Os rebeldes chegaram a capturar Goma em novembro do ano passado e só deixaram a cidade após forte pressão diplomática e negociações de paz.
Porém, no dia 14 de julho, o governo e o M23 voltaram a se enfrentar em um combate de larga escala.
O general Santos Cruz, que havia assumido o comando da missão pouco mais de um mês antes, decidiu não interferir na campanha – enquanto a população e as tropas da ONU não vinham sendo alvo da violência.
Mas a situação mudou com os bombardeios a Goma. “A dinâmica da missão mudou porque a missão foi atacada e porque a população civil foi atacada de maneira indiscriminada”, afirma o militar brasileiro.
Brigada de Intervenção
Depois que Goma foi invadida no ano passado, o Conselho de Segurança da ONU aprovou um mandato sem precedentes para as forças de paz no Congo.
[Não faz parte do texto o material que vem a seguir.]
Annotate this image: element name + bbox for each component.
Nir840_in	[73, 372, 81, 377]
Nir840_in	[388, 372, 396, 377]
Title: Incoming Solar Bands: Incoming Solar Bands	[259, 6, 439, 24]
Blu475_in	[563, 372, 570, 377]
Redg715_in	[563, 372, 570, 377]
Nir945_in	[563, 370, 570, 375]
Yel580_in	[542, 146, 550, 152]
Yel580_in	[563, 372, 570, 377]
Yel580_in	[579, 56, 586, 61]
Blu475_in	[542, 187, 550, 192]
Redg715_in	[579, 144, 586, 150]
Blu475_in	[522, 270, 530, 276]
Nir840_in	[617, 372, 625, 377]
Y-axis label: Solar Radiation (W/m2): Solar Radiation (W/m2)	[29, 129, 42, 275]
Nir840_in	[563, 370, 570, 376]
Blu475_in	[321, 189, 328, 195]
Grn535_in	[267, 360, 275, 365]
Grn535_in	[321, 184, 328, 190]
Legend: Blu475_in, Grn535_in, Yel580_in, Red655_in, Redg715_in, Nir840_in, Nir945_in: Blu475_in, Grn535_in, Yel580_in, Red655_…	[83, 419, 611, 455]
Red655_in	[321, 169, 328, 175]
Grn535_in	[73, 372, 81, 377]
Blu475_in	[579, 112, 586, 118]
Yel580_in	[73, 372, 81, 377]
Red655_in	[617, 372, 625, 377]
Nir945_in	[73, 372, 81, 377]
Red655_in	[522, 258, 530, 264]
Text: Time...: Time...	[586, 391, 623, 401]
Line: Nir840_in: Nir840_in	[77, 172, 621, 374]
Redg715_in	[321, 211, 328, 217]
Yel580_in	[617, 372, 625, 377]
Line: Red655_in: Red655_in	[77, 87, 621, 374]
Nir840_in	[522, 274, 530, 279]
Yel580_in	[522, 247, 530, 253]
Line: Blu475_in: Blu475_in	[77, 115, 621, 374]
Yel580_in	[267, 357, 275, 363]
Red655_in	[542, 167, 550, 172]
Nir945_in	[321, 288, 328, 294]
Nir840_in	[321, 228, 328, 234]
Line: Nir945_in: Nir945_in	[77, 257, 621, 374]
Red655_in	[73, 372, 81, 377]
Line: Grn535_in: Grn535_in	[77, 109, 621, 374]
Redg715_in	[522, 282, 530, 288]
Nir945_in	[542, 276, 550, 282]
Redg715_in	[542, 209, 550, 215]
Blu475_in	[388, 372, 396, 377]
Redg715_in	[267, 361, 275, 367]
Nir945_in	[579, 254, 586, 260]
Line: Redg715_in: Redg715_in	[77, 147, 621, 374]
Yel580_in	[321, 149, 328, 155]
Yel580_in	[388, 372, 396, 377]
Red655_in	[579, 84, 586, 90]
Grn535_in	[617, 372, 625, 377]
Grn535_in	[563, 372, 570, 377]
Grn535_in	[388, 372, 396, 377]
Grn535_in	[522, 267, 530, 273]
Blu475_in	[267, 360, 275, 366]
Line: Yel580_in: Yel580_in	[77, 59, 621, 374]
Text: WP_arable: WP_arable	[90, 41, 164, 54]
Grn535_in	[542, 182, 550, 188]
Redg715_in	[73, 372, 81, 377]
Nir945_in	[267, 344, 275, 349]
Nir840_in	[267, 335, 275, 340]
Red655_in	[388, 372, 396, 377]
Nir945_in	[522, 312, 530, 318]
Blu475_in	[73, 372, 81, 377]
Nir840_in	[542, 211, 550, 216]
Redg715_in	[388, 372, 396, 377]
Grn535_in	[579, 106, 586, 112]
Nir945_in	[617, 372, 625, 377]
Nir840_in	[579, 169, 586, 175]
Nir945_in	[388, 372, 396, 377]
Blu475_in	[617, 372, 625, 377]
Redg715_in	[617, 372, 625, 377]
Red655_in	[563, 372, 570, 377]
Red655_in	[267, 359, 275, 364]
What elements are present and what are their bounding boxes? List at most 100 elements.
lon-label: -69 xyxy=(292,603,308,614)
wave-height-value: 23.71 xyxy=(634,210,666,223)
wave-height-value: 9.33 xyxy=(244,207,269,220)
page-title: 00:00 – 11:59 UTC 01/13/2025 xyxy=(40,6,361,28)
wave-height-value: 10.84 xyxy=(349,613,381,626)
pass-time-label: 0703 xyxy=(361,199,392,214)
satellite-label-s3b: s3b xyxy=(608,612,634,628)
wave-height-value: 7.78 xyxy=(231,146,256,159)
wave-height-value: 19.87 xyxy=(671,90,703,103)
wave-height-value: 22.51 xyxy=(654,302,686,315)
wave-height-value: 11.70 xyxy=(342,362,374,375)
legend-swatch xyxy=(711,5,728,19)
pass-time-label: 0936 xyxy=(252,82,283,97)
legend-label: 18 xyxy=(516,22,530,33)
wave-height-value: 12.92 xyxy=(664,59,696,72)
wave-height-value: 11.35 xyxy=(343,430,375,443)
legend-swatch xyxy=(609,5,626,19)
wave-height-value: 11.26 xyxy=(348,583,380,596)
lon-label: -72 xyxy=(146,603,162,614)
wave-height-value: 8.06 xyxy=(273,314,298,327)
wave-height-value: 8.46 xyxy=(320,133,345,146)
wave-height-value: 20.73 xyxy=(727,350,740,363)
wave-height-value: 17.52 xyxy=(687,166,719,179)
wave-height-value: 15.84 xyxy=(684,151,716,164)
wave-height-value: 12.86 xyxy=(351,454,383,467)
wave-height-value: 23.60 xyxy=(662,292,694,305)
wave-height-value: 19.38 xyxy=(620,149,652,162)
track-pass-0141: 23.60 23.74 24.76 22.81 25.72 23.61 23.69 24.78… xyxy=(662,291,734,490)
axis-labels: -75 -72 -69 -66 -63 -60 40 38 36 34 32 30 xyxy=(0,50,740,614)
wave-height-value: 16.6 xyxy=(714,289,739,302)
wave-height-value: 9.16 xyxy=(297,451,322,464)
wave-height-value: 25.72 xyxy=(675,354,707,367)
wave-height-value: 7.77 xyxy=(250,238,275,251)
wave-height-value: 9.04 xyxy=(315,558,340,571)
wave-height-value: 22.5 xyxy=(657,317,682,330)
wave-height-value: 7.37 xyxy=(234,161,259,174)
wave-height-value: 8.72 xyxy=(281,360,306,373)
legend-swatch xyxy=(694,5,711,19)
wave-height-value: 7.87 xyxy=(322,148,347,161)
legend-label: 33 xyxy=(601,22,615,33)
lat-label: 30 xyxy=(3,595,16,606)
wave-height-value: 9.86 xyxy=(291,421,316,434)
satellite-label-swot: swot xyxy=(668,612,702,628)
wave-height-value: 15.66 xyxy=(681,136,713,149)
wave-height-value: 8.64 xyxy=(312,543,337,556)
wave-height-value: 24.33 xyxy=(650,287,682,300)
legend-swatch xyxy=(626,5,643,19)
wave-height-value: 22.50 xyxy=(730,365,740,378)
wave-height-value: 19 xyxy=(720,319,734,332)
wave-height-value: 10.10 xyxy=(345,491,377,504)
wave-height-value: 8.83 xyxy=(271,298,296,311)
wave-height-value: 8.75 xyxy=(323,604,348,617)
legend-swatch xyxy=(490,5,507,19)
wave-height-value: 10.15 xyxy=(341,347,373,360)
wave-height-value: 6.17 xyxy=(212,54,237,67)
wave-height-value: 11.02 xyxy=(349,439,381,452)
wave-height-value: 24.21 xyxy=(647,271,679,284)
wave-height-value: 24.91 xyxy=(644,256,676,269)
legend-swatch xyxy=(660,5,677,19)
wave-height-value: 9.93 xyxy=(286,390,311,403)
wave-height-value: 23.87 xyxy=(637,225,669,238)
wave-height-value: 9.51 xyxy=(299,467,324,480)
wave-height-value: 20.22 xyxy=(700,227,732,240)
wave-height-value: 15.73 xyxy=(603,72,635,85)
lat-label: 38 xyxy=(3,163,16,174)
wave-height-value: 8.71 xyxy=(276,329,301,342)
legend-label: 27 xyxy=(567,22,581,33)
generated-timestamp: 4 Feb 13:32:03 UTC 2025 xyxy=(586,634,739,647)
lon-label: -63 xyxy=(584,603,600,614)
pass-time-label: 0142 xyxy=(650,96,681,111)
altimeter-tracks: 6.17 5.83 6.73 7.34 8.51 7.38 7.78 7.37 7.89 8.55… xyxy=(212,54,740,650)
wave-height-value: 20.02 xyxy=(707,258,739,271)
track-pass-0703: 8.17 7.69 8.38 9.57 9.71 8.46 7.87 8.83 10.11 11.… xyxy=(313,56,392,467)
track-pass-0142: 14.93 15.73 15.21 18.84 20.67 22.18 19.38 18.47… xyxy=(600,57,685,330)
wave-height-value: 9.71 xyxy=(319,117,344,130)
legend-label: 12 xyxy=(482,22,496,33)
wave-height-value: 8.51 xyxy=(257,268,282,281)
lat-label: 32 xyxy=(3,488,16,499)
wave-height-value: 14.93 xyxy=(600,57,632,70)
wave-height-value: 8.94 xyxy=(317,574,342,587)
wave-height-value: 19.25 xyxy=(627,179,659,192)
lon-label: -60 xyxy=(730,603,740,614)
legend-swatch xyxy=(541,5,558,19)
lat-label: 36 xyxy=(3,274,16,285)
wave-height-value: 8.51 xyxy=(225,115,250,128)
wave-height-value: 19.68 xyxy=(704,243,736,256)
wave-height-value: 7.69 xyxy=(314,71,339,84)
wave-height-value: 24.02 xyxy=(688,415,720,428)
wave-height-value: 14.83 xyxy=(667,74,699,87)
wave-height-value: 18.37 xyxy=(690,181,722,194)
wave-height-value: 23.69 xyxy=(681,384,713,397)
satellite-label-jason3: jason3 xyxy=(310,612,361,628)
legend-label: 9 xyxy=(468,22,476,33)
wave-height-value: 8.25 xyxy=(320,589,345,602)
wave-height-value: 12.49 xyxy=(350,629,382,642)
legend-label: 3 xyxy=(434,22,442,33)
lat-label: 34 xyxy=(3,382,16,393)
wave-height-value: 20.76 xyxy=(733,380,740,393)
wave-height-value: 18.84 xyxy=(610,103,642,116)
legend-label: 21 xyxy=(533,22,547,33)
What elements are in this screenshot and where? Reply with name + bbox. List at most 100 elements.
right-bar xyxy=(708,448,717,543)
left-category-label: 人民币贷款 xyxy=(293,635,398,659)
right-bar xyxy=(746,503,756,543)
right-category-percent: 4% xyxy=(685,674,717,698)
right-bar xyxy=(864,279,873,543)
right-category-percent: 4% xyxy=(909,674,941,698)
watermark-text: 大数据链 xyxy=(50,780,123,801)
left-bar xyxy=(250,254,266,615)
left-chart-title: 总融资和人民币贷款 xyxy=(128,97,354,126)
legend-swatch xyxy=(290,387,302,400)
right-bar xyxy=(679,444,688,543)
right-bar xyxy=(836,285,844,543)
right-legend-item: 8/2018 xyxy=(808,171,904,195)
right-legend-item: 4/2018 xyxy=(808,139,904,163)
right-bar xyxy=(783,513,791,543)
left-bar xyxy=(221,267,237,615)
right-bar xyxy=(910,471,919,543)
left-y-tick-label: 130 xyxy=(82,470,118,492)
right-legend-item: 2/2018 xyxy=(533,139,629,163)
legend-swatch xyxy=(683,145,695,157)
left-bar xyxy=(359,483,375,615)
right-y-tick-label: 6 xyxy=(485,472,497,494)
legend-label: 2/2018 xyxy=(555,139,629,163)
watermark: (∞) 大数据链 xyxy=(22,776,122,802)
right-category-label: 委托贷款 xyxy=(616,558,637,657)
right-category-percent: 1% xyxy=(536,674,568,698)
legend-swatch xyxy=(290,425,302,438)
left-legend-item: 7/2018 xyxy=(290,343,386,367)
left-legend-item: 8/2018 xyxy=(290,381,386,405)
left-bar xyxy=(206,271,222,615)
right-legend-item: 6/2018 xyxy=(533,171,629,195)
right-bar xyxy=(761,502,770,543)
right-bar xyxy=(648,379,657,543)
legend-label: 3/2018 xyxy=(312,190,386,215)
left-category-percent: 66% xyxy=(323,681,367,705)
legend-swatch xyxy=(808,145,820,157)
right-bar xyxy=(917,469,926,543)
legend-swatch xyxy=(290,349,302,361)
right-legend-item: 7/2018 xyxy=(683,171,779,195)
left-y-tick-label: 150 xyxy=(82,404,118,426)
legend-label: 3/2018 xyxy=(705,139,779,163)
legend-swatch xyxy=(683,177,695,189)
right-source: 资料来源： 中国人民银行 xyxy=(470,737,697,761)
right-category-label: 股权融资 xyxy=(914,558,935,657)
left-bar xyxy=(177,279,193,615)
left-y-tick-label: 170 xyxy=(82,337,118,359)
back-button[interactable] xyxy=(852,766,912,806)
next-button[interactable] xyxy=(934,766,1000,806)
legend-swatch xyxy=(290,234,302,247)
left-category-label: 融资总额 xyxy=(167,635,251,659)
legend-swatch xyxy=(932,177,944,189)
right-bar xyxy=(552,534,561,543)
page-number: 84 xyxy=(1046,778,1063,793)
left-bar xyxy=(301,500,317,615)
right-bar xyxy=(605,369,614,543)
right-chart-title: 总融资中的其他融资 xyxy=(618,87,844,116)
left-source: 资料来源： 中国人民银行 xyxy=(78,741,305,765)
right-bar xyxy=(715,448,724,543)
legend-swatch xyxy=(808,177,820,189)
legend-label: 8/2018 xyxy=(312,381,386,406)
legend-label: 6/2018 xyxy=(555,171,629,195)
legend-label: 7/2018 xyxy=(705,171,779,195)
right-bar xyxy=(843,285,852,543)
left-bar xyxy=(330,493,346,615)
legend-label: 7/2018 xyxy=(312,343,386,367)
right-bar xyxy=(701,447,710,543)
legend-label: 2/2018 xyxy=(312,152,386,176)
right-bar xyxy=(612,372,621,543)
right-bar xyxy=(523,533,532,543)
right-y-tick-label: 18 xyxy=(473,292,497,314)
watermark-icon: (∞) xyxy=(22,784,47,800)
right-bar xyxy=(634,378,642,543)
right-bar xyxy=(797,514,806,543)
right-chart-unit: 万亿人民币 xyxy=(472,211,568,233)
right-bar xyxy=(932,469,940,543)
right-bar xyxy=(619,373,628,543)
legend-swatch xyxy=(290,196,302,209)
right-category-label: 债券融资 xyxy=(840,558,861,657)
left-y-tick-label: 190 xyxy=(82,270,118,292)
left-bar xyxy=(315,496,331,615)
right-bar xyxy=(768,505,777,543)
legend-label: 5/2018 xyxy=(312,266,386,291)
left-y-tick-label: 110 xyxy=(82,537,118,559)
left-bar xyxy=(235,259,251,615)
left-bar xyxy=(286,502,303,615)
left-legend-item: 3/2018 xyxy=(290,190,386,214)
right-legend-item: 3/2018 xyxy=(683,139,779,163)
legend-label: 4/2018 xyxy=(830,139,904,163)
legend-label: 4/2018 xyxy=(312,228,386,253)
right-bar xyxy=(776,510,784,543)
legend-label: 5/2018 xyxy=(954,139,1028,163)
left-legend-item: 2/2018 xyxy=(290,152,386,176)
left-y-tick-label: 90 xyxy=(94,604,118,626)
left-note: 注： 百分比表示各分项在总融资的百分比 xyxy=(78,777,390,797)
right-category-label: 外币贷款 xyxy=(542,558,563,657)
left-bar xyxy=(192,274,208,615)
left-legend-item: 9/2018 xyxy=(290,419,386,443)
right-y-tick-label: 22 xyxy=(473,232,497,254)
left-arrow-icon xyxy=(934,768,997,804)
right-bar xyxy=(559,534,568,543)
Além de embasamento jurídico para atacar os rebeldes, a operação de paz foi autorizada a montar uma unidade militar especial chamada de Brigada de Intervenção – com o objetivo de atacar os grupos armados.
Ela será composta por 3 mil militares e contará com forças de artilharia, blindados pesados, helicópteros de ataque Mi-24 e unidades de forças especiais.
Santos Cruz disse à BBC Brasil que a brigada ainda está incompleta, à espera de militares do Malauí.
“Nós estamos esperando, e dentro de um mês vai chegar o terceiro e último batalhão. A brigada está a dois terços da sua força total, um pouco mais, mas ainda falta aí 25%. É um bom reforço que a gente está precisando”, afirmou o brasileiro.
Inquérito
No último sábado, um grupo de manifestantes tentou invadir uma base da ONU dentro de Goma. Eles protestavam contra o que alegavam ser a incapacidade dos capacetes azuis de proteger a cidade.
Na ocasião, militares uruguaios da missão de paz mataram dois manifestantes na tentativa de impedir a invasão.
A ONU abriu uma investigação sobre o caso. Santos Cruz afirma que as circunstâncias e responsabilidades devem ser apuradas.
O brasileiro acrescenta que há suspeitas de que grupos de moradores de Goma estejam sendo “manipulados” por pequenos grupos supostamente ligados aos rebeldes, para se voltar contra a ONU.
O general diz ainda que a ONU continuará apoiando o Exército congolês na campanha contra o M23. Ele afirma, porém, que os rebeldes ainda têm tempo para abandonar o confronto e optar por uma solução política para o conflito – retornando à mesa de negociações em Kampala, Uganda.